Cimota told Sputnik that the caravan had disrupted cross-border travel and littered the community.
"The border has been closed for short periods of time causing lots of heavy traffic and a division within our community because as much as we have the opposition to this caravan we also have supporters in the community," Cimota said. "We had them [caravan members] camping out in Playas de Tijuana [a tourist area] and [they] left us trash. A foul smell of urine, and donated goods were left behind."
He also pointed out that many of his friends who cross the border daily have been discouraged to do so because of the hours-long waiting lines.
It is frowned upon how the migrants in the caravan forced their way into Mexico on the border with Guatemala, Cimota added.
Ome more Mexico's national, Oscar Dioses, 27, of Tijuana, told Sputnik that he accepts US President Donald Trump’s efforts to protect US citizens especially considering the failure of the Mexican government to address the crisis.
"Our government in Mexico… does not take any action to solve this migration [issue] and take a census of people who arrived in the country and are receiving help from our taxes," Dioses said.
Over the weekend, hundreds of residents in Tijuana clashed with police and pro-migrant demonstrators, local media reported.
Meanwhile, Trump has ordered the deployment of 5,900 military troops at the southern border to deter migrants from crossing it.

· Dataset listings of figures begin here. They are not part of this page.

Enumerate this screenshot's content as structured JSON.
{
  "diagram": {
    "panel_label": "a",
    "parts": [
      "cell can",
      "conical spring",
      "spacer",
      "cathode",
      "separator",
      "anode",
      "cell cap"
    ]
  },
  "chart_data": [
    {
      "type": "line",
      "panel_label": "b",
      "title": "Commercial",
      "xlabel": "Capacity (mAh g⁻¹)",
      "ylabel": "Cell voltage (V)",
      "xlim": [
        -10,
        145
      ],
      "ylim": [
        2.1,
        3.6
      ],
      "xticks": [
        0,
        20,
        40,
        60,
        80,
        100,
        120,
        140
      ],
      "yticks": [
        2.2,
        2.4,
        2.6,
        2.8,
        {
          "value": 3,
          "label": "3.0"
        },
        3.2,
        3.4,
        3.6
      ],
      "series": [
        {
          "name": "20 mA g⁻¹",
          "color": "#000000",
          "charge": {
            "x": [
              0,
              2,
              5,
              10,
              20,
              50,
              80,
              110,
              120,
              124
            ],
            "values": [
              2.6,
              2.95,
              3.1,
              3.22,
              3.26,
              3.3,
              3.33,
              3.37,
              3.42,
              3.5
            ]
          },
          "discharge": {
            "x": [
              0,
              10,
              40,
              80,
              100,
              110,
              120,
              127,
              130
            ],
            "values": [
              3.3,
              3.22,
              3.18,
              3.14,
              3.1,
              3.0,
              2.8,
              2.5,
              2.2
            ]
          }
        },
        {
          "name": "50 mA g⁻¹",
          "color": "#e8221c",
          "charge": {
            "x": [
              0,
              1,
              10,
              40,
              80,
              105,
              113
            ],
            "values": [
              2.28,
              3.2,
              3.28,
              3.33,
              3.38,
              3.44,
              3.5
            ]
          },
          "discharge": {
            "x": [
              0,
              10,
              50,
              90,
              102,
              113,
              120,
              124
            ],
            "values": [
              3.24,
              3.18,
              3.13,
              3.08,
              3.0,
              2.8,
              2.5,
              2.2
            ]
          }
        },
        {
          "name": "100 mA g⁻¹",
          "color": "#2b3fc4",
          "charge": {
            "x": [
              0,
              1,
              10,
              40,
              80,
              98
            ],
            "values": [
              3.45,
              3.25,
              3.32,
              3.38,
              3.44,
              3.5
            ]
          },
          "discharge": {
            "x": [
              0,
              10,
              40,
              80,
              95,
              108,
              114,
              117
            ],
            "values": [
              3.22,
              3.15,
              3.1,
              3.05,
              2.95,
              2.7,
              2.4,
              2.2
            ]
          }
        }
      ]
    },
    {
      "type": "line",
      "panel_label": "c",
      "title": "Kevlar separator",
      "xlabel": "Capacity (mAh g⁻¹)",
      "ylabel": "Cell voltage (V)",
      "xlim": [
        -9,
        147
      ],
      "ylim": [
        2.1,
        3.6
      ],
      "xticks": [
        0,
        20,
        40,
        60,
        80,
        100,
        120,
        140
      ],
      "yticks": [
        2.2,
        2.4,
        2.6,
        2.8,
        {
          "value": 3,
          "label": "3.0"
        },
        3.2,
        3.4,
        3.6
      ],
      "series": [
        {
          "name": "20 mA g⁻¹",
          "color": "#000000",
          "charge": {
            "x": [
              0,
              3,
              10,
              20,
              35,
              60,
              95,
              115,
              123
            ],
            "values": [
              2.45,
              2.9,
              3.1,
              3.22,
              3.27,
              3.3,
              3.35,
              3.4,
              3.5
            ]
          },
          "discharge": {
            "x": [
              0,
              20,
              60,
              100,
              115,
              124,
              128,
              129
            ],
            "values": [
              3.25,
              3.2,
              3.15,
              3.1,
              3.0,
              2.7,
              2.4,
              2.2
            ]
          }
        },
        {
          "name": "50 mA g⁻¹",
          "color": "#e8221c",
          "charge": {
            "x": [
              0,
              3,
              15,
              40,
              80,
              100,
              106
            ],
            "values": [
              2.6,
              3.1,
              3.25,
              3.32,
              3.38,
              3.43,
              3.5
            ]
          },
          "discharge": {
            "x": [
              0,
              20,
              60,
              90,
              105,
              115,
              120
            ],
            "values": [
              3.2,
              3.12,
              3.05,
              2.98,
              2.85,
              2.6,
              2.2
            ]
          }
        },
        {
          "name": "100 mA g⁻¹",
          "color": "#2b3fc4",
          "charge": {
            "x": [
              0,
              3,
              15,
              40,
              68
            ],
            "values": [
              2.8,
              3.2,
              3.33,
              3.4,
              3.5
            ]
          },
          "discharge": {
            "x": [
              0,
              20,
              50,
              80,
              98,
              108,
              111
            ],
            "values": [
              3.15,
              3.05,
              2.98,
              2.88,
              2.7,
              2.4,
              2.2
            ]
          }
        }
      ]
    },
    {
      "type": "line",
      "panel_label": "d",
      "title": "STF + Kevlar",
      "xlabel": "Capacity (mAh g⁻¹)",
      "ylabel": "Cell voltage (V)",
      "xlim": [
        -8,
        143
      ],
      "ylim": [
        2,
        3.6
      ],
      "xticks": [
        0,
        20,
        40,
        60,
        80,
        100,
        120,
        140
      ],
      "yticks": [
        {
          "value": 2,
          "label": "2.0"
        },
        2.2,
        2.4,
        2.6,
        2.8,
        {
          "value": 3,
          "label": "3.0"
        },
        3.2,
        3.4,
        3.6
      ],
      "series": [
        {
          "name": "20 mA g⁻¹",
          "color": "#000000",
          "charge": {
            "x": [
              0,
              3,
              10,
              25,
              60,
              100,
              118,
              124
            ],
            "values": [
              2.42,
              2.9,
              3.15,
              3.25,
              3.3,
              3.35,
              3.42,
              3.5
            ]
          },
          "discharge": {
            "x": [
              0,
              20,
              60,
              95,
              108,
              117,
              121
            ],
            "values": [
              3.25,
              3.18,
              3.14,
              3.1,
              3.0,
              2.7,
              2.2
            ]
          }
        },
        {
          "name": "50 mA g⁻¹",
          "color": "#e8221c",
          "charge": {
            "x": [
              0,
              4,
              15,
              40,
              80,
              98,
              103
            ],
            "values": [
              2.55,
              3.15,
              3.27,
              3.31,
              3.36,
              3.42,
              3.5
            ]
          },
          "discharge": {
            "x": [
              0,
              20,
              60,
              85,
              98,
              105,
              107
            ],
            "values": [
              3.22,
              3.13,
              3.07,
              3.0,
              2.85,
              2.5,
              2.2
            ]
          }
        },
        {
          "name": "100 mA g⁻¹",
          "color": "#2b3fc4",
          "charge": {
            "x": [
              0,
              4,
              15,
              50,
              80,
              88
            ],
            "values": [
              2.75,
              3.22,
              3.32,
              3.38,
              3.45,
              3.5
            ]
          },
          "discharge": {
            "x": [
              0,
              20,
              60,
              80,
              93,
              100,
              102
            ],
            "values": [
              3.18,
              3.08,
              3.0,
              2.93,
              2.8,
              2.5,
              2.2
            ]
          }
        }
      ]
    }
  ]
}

The White House on Tuesday authorized the troops to use lethal force against illegal migrants if needed.
Cimota said he does not support Trump but believes that the US president has a right to protect the United States and its citizens.
However, Cimota emphasized that force should not be used against innocent people.
"What we should be doing is trying to find a way to resolve the situation in a humanitarian way, this is, in my opinion, a politically-influenced movement that is affecting the people of Mexico," Cimota said.
Although some have speculated that Mexicans have shown hostility toward the migrants due to bigotry, Dioses rejected the notion.
"My opposition to the migrant caravan is nothing in relation to racism or xenophobia," Dioses said. "It’s just expressing my dissatisfaction with the Mexican government."
On Tuesday, a US district judge in San Francisco blocked a proclamation signed by Trump that bars migrants from applying for asylum if they enter the United States without authorization. The presidential order was challenged by several advocacy groups, including the American Civil Liberties Union.
Mexico is working to create a program aimed at providing job opportunities to the people from the migrant caravans who have arrived in the country, Mexican Ambassador to the United States Geronimo Gutierrez told Sputnik on Tuesday.